The virtual modeling of production processes is becoming increasingly important. This also applies to mass finishing processes, which are used as surface finishing processes to improve the tribological properties of components. Unlike conventional FEM or CFD methods, DEM uses independent particles that can move freely and separate from each other. At each time step, the interaction of each particle with potential neighboring particles and boundary walls is calculated. Each movement is accurately recorded based on factors such as stiffness and velocity of movement. This simulation method can take complex particle shapes into account as well as simple spherical shapes. 

Stream finishing process of OTEC

OTEC Precision Finishing Solutions GmbH has further developed immersed tumbling to include stream finishing (SF). Stream finishing technology involves workpieces that are clamped in a holder and lowered into a rotating container filled with a grinding or polishing medium. In addition to this rotating container, the workpiece itself also rotates independently around its own axis, which increases the finishing possibilities.

The immersion depth and the immersion angle serve as central parameters of the finishing process. Using further process parameters, the movement of the abrasive particles can be flexibly adapted to the requirements of the respective workpieces. The friction energy is generated by the pressure and the movement of the granulate relative to the workpiece. This energy input during stream finishing is beneficial for surface conditioning and enables a microstructure change induced by shear stress.

Meaningful load cases for DEM validation 

Parameter calibration is necessary to ensure correct particle behavior. Determining the static and dynamic angle of repose are established methods to calibrate DEM model parameters such as dynamic and static friction coefficients. However, test cases specific to mass finishing should be used that have contact pressure and similar relative velocity as the target application. In this case, the attacking torque on the workpiece was validated for various container velocities and workpiece positions. A good agreement with a relative error of about 10 percent could be achieved.

60 percent improvement in bending fatigue strength 

Together with the Stellantis Research Center in Turin, the introduction of residual compressive stress in a stream finish processed gear was examined. A process, which was initially not suitable, was successfully optimized in order to achieve higher residual compressive stress. An improvement in the bending fatigue strength of 60 percent was achieved.

Helical gears can exhibit an effective pumping effect of the granules through the rotation of the workpiece holder. The interaction between the workpiece and the moving granules introduces a high level of frictional energy. This also changes the microstructure, causing grain refinement to a nanocrystalline edge layer, which helps to reduce surface wear. 

Pumping effect at the gear wheel: particle movement trajectories within 0.03 s | © OTEC

The image of the simulation of the gear wheel – filled with the granules between the tooth flanks – illustrates the efficiency of the pumping effect. Due to the rotation of the gear wheel around the axis of the workpiece bracket, a high translational velocity of the particles is recorded. However, the particles clearly do not remain stationary in the tooth gaps. The trajectories of these specific particles for the subsequent 0.03 seconds of the simulation are sketched here. In this short time, the particles leave the spaces between the teeth, creating a relative velocity within the spaces.

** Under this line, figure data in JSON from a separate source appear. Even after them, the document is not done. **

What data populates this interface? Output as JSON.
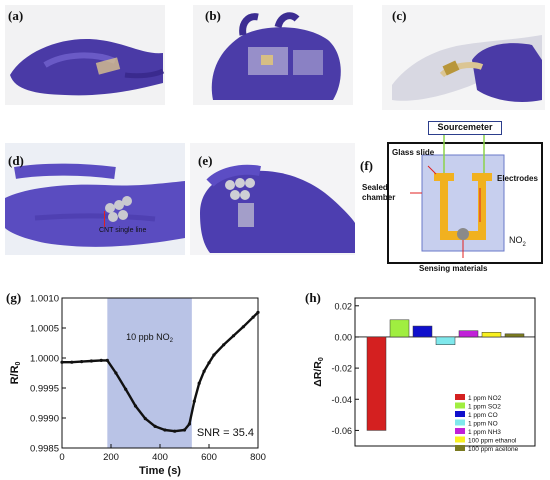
{
  "labels": {
    "a": "(a)",
    "b": "(b)",
    "c": "(c)",
    "d": "(d)",
    "e": "(e)",
    "f": "(f)",
    "g": "(g)",
    "h": "(h)"
  },
  "photo_d": {
    "annotation": "CNT single line"
  },
  "schematic": {
    "sourcemeter": "Sourcemeter",
    "glass_slide": "Glass slide",
    "electrodes": "Electrodes",
    "sealed_chamber_line1": "Sealed",
    "sealed_chamber_line2": "chamber",
    "gas_base": "NO",
    "gas_sub": "2",
    "sensing_materials": "Sensing materials"
  },
  "chart_data": [
    {
      "type": "line",
      "xlabel": "Time (s)",
      "ylabel_base": "R/R",
      "ylabel_sub": "0",
      "xlim": [
        0,
        800
      ],
      "ylim": [
        0.9985,
        1.001
      ],
      "xticks": [
        "0",
        "200",
        "400",
        "600",
        "800"
      ],
      "yticks": [
        "0.9985",
        "0.9990",
        "0.9995",
        "1.0000",
        "1.0005",
        "1.0010"
      ],
      "exposure_window": [
        185,
        530
      ],
      "exposure_label_base": "10 ppb NO",
      "exposure_label_sub": "2",
      "annotation": "SNR = 35.4",
      "series": [
        {
          "x": [
            0,
            40,
            80,
            120,
            160,
            185,
            220,
            260,
            300,
            340,
            380,
            420,
            460,
            500,
            520,
            540,
            560,
            580,
            600,
            620,
            660,
            700,
            740,
            780,
            800
          ],
          "y": [
            0.99993,
            0.99993,
            0.99994,
            0.99995,
            0.99996,
            0.99996,
            0.99975,
            0.99948,
            0.9992,
            0.99899,
            0.99886,
            0.9988,
            0.99878,
            0.9988,
            0.9989,
            0.99928,
            0.99958,
            0.99978,
            0.99992,
            1.00005,
            1.00022,
            1.00037,
            1.00052,
            1.00068,
            1.00076
          ]
        }
      ]
    },
    {
      "type": "bar",
      "ylabel_base": "ΔR/R",
      "ylabel_sub": "0",
      "ylim": [
        -0.07,
        0.025
      ],
      "yticks": [
        "0.02",
        "0.00",
        "-0.02",
        "-0.04",
        "-0.06"
      ],
      "categories": [
        "1 ppm NO2",
        "1 ppm SO2",
        "1 ppm CO",
        "1 ppm NO",
        "1 ppm NH3",
        "100 ppm ethanol",
        "100 ppm acetone"
      ],
      "values": [
        -0.06,
        0.011,
        0.007,
        -0.005,
        0.004,
        0.003,
        0.002
      ],
      "colors": [
        "#d42020",
        "#a0ee40",
        "#1010cc",
        "#7fe8ec",
        "#c020d8",
        "#f8f020",
        "#7a7a20"
      ],
      "legend_position": "bottom-right"
    }
  ]
}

Steady state for velocity is quickly reached

The simulation is carried out until a steady-state flow of the granulate filling in the container is achieved. The relative velocity that has been calculated is then compared with the product of normal stress and relative velocity (P x V). This product combination is useful for evaluating local process effectiveness. If one of these factors is zero, no processing is taking place at the corresponding point on the workpiece. The variables are averaged over a simulated process period of one second. This duration is considered sufficient since multiple tool rotations take place within this period.

The simulation was carried out over a total period of 2.5 seconds. A rapid adjustment to a stationary state is evident for the velocity component. By contrast, the pressure build-up is slower, due to the time required for the complete formation of the granulate wall.

Gear wheel and bracket immersed in seven million particles; section of the flow in front of the workpiece | © OTEC

To validate the simulation, the residual compressive stress on the gear wheels was compared with optimized and non-optimized finishing processes. A significant increase by a factor of 2.6 was observed directly at the surface for the optimized process.

With simulation, no experimental trial-and-error process is needed

Conclusion: The potential of Rocky DEM simulation as a tool for improving stream finishing technology has been demonstrated. By using DEM simulations, manufacturing processes can be optimized in a cost-effective manner. In the case of mass finishing described here, the operating parameters are optimized without the need for an experimental trial-and-error process. This means that individual customer requirements and geometries can be taken into account in an even more targeted way than before, and product quality can be improved overall. This advantage will continue to grow in the future with increasing computing power – and thus with accelerated simulations.